I have some advice for someone who is going to write a book.  Write about something that fascinates you.  Choose a story or an experience you’ve had that you can’t even explain to yourself.  I made endless revisions of Hope for the Worst.  As long as it took me, I never got sick of it. 

My father is also a writer.  I remember him once saying to me: “art has to have strangeness.”  The story I tell in Hope for the Worst is based on one of the strangest experiences of my life.  I was deeply in love with someone who was treating me with great carelessness, but I could not stop myself from coming back to him again and again.

My first writing teacher, Tom Spanbauer, used to tell his students “people write because they weren’t invited to the party.”  This is true for me–I write out of a great loneliness.  I want to tell readers: this is what it was like.   

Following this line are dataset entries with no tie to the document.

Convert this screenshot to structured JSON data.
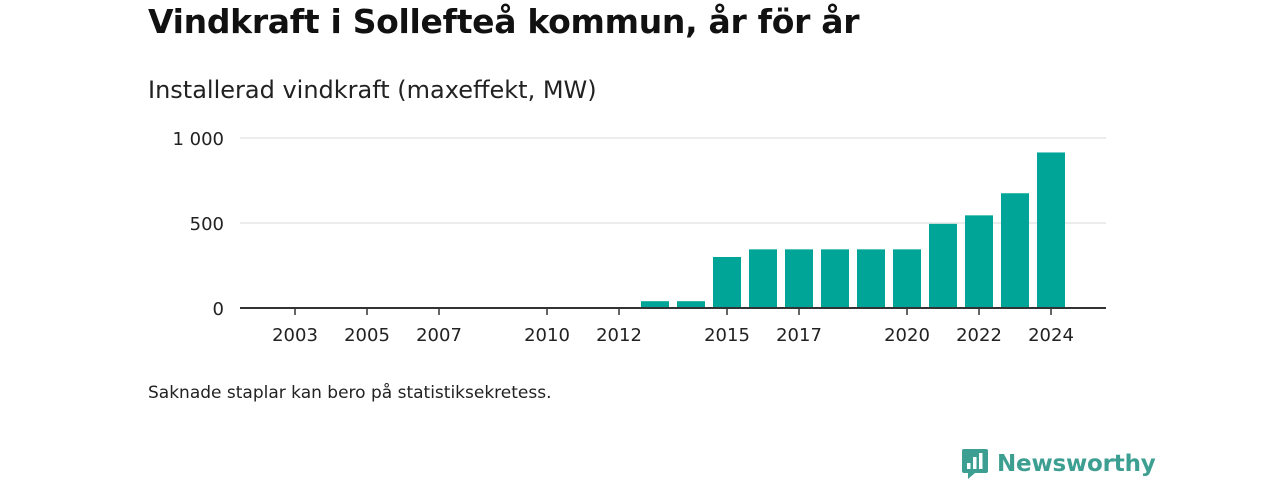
{
  "title": "Vindkraft i Sollefteå kommun, år för år",
  "subtitle": "Installerad vindkraft (maxeffekt, MW)",
  "note": "Saknade staplar kan bero på statistiksekretess.",
  "brand": {
    "name": "Newsworthy",
    "icon": "newsworthy-logo-icon",
    "color": "#3d9e92"
  },
  "chart_data": {
    "type": "bar",
    "title": "Vindkraft i Sollefteå kommun, år för år",
    "subtitle": "Installerad vindkraft (maxeffekt, MW)",
    "xlabel": "",
    "ylabel": "",
    "ylim": [
      0,
      1000
    ],
    "yticks": [
      0,
      500,
      1000
    ],
    "ytick_labels": [
      "0",
      "500",
      "1 000"
    ],
    "xtick_labels": [
      "2003",
      "2005",
      "2007",
      "2010",
      "2012",
      "2015",
      "2017",
      "2020",
      "2022",
      "2024"
    ],
    "grid": true,
    "bar_color": "#00a598",
    "categories": [
      2002,
      2003,
      2004,
      2005,
      2006,
      2007,
      2008,
      2009,
      2010,
      2011,
      2012,
      2013,
      2014,
      2015,
      2016,
      2017,
      2018,
      2019,
      2020,
      2021,
      2022,
      2023,
      2024
    ],
    "values": [
      null,
      null,
      null,
      null,
      null,
      null,
      null,
      null,
      null,
      null,
      null,
      40,
      40,
      300,
      345,
      345,
      345,
      345,
      345,
      495,
      545,
      675,
      915
    ]
  }
}
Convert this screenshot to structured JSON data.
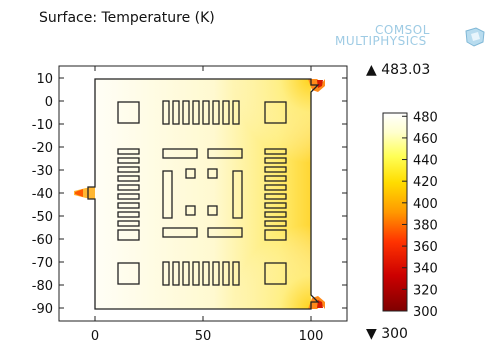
{
  "title": "Surface: Temperature (K)",
  "logo": {
    "line1": "COMSOL",
    "line2": "MULTIPHYSICS"
  },
  "chart_data": {
    "type": "heatmap",
    "title": "Surface: Temperature (K)",
    "xlabel": "",
    "ylabel": "",
    "xlim": [
      -16,
      111
    ],
    "ylim": [
      -95,
      13
    ],
    "x_ticks": [
      0,
      50,
      100
    ],
    "y_ticks": [
      10,
      0,
      -10,
      -20,
      -30,
      -40,
      -50,
      -60,
      -70,
      -80,
      -90
    ],
    "grid": false,
    "colorbar": {
      "min": 300,
      "max": 483.03,
      "ticks": [
        480,
        460,
        440,
        420,
        400,
        380,
        360,
        340,
        320,
        300
      ],
      "colors": [
        "#7f0000",
        "#cc0000",
        "#ff3300",
        "#ff9900",
        "#ffdd00",
        "#ffff55",
        "#ffffcc",
        "#ffffff"
      ]
    },
    "max_value": "483.03",
    "min_value": "300"
  },
  "max_marker": "▲",
  "min_marker": "▼"
}
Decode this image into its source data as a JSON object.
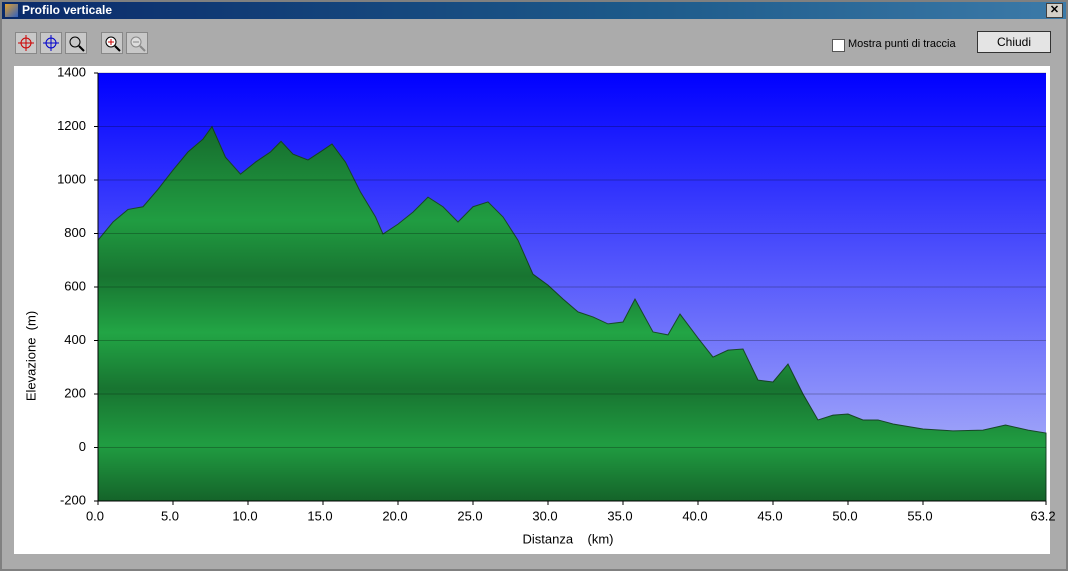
{
  "window": {
    "title": "Profilo verticale",
    "checkbox": "Mostra punti di traccia",
    "button": "Chiudi"
  },
  "chart_data": {
    "type": "area",
    "xlabel": "Distanza    (km)",
    "ylabel": "Elevazione  (m)",
    "x": [
      0,
      1,
      2,
      3,
      4,
      5,
      6,
      7,
      7.6,
      8.5,
      9.5,
      10.5,
      11.5,
      12.2,
      13,
      14,
      15,
      15.6,
      16.5,
      17.5,
      18.5,
      19,
      20,
      21,
      22,
      23,
      24,
      25,
      26,
      27,
      28,
      29,
      30,
      31,
      32,
      33,
      34,
      35,
      35.8,
      37,
      38,
      38.8,
      40,
      41,
      42,
      43,
      44,
      45,
      46,
      47,
      48,
      49,
      50,
      51,
      52,
      53,
      55,
      57,
      59,
      60.5,
      62,
      63.2
    ],
    "values": [
      775,
      843,
      890,
      900,
      965,
      1037,
      1105,
      1153,
      1200,
      1085,
      1022,
      1067,
      1105,
      1145,
      1097,
      1075,
      1112,
      1135,
      1067,
      955,
      862,
      798,
      835,
      880,
      936,
      900,
      843,
      900,
      918,
      862,
      775,
      648,
      607,
      555,
      507,
      488,
      462,
      469,
      555,
      432,
      421,
      499,
      409,
      338,
      364,
      368,
      252,
      245,
      312,
      200,
      103,
      121,
      125,
      103,
      103,
      88,
      69,
      62,
      65,
      84,
      65,
      54
    ],
    "color": "#22a545",
    "xlim": [
      0,
      63.2
    ],
    "ylim": [
      -200,
      1400
    ],
    "xticks": [
      {
        "value": 0,
        "label": "0.0"
      },
      {
        "value": 5,
        "label": "5.0"
      },
      {
        "value": 10,
        "label": "10.0"
      },
      {
        "value": 15,
        "label": "15.0"
      },
      {
        "value": 20,
        "label": "20.0"
      },
      {
        "value": 25,
        "label": "25.0"
      },
      {
        "value": 30,
        "label": "30.0"
      },
      {
        "value": 35,
        "label": "35.0"
      },
      {
        "value": 40,
        "label": "40.0"
      },
      {
        "value": 45,
        "label": "45.0"
      },
      {
        "value": 50,
        "label": "50.0"
      },
      {
        "value": 55,
        "label": "55.0"
      },
      63.2
    ],
    "yticks": [
      -200,
      0,
      200,
      400,
      600,
      800,
      1000,
      1200,
      1400
    ],
    "grid": true
  }
}
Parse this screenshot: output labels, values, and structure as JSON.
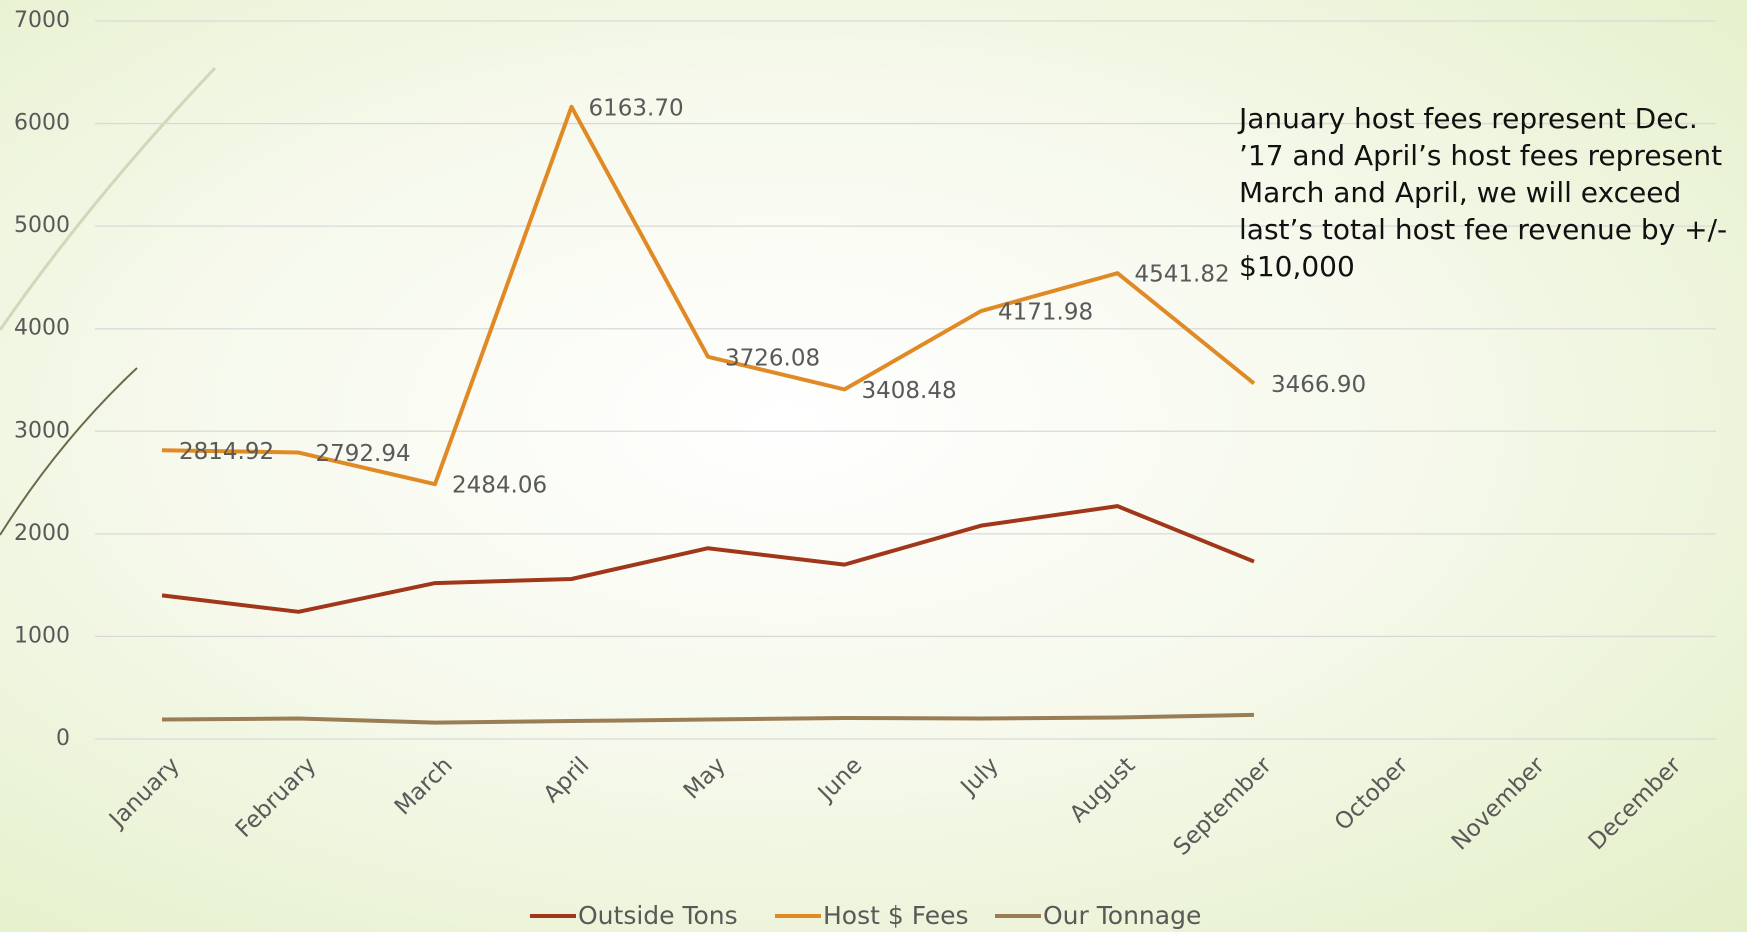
{
  "chart_data": {
    "type": "line",
    "annotation": "January host fees represent Dec. ’17 and April’s host fees represent March and April, we will exceed last’s total host fee revenue by +/- $10,000",
    "categories": [
      "January",
      "February",
      "March",
      "April",
      "May",
      "June",
      "July",
      "August",
      "September",
      "October",
      "November",
      "December"
    ],
    "series": [
      {
        "name": "Outside Tons",
        "color": "#a0361a",
        "values": [
          1400,
          1240,
          1520,
          1560,
          1860,
          1700,
          2080,
          2270,
          1730,
          null,
          null,
          null
        ]
      },
      {
        "name": "Host $ Fees",
        "color": "#e08a25",
        "values": [
          2814.92,
          2792.94,
          2484.06,
          6163.7,
          3726.08,
          3408.48,
          4171.98,
          4541.82,
          3466.9,
          null,
          null,
          null
        ],
        "value_labels": [
          "2814.92",
          "2792.94",
          "2484.06",
          "6163.70",
          "3726.08",
          "3408.48",
          "4171.98",
          "4541.82",
          "3466.90",
          null,
          null,
          null
        ]
      },
      {
        "name": "Our Tonnage",
        "color": "#9a7d55",
        "values": [
          190,
          200,
          160,
          175,
          190,
          205,
          200,
          210,
          235,
          null,
          null,
          null
        ]
      }
    ],
    "ylim": [
      0,
      7000
    ],
    "yticks": [
      0,
      1000,
      2000,
      3000,
      4000,
      5000,
      6000,
      7000
    ],
    "grid": true,
    "legend": "bottom"
  }
}
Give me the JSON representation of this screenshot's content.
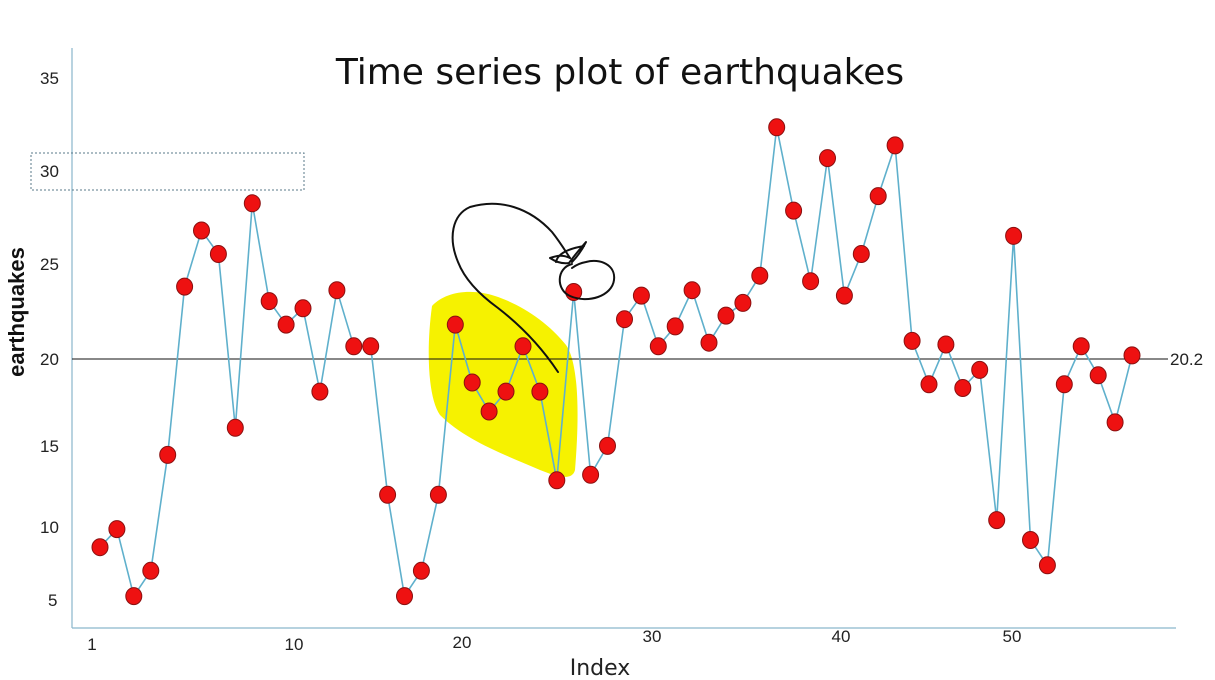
{
  "chart_data": {
    "type": "line",
    "title": "Time series plot of earthquakes",
    "xlabel": "Index",
    "ylabel": "earthquakes",
    "x_tick_labels": [
      "1",
      "10",
      "20",
      "30",
      "40",
      "50"
    ],
    "y_tick_labels": [
      "5",
      "10",
      "15",
      "20",
      "25",
      "30",
      "35"
    ],
    "ylim": [
      4,
      35.5
    ],
    "reference_line": {
      "value": 20.2,
      "label": "20.2"
    },
    "grid": false,
    "legend": "none",
    "markers": true,
    "series": [
      {
        "x": [
          1,
          2,
          3,
          4,
          5,
          6,
          7,
          8,
          9,
          10,
          11,
          12,
          13,
          14,
          15,
          16,
          17,
          18,
          19,
          20,
          21,
          22,
          23,
          24,
          25,
          26,
          27,
          28,
          29,
          30,
          31,
          32,
          33,
          34,
          35,
          36,
          37,
          38,
          39,
          40,
          41,
          42,
          43,
          44,
          45,
          46,
          47,
          48,
          49,
          50,
          51,
          52,
          53,
          54,
          55,
          56,
          57,
          58,
          59,
          60,
          61,
          62
        ],
        "y": [
          9.8,
          10.8,
          7.1,
          8.5,
          14.9,
          24.2,
          27.3,
          26.0,
          16.4,
          28.8,
          23.4,
          22.1,
          23.0,
          18.4,
          24.0,
          20.9,
          20.9,
          12.7,
          7.1,
          8.5,
          12.7,
          22.1,
          18.9,
          17.3,
          18.4,
          20.9,
          18.4,
          13.5,
          23.9,
          13.8,
          15.4,
          22.4,
          23.7,
          20.9,
          22.0,
          24.0,
          21.1,
          22.6,
          23.3,
          24.8,
          33.0,
          28.4,
          24.5,
          31.3,
          23.7,
          26.0,
          29.2,
          32.0,
          21.2,
          18.8,
          21.0,
          18.6,
          19.6,
          11.3,
          27.0,
          10.2,
          8.8,
          18.8,
          20.9,
          19.3,
          16.7,
          20.4
        ]
      }
    ],
    "colors": {
      "line": "#5fb0cc",
      "marker_fill": "#ee1111",
      "marker_stroke": "#8a1010",
      "axis": "#8ab6cc",
      "refline": "#111111",
      "highlight": "#f6f200",
      "annotation_ink": "#111111"
    }
  }
}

Buddhism, which I’ve studied for many years, plays an important role in the story.  Central to Buddhism is an emphasis on the truth that nothing is permanent.  In Japanese Buddhism in particular, there is a term, ukiyo-e—the floating world.  Thought the novel, Ellie, the narrator, walks the streets of New York City in an ongoing fog of desperation and shock.  To try to pull herself out of the endless monologue in her head, she names things that she passes: a guy with a Mohawk in a tee shirt with cutoff sleeves; a girl in clogs; a red-faced jogger in track shorts.  In this way, the novel becomes a portrait of the floating world of New York City; a series of moments that pass and swirl away. 

The novel is also a love story, a fairytale gone wrong, and a redemptive story of female friendship.  If you are interested in the big questions—why are we here?  Why do we suffer, and what can we do about it?—you will find this book a good companion.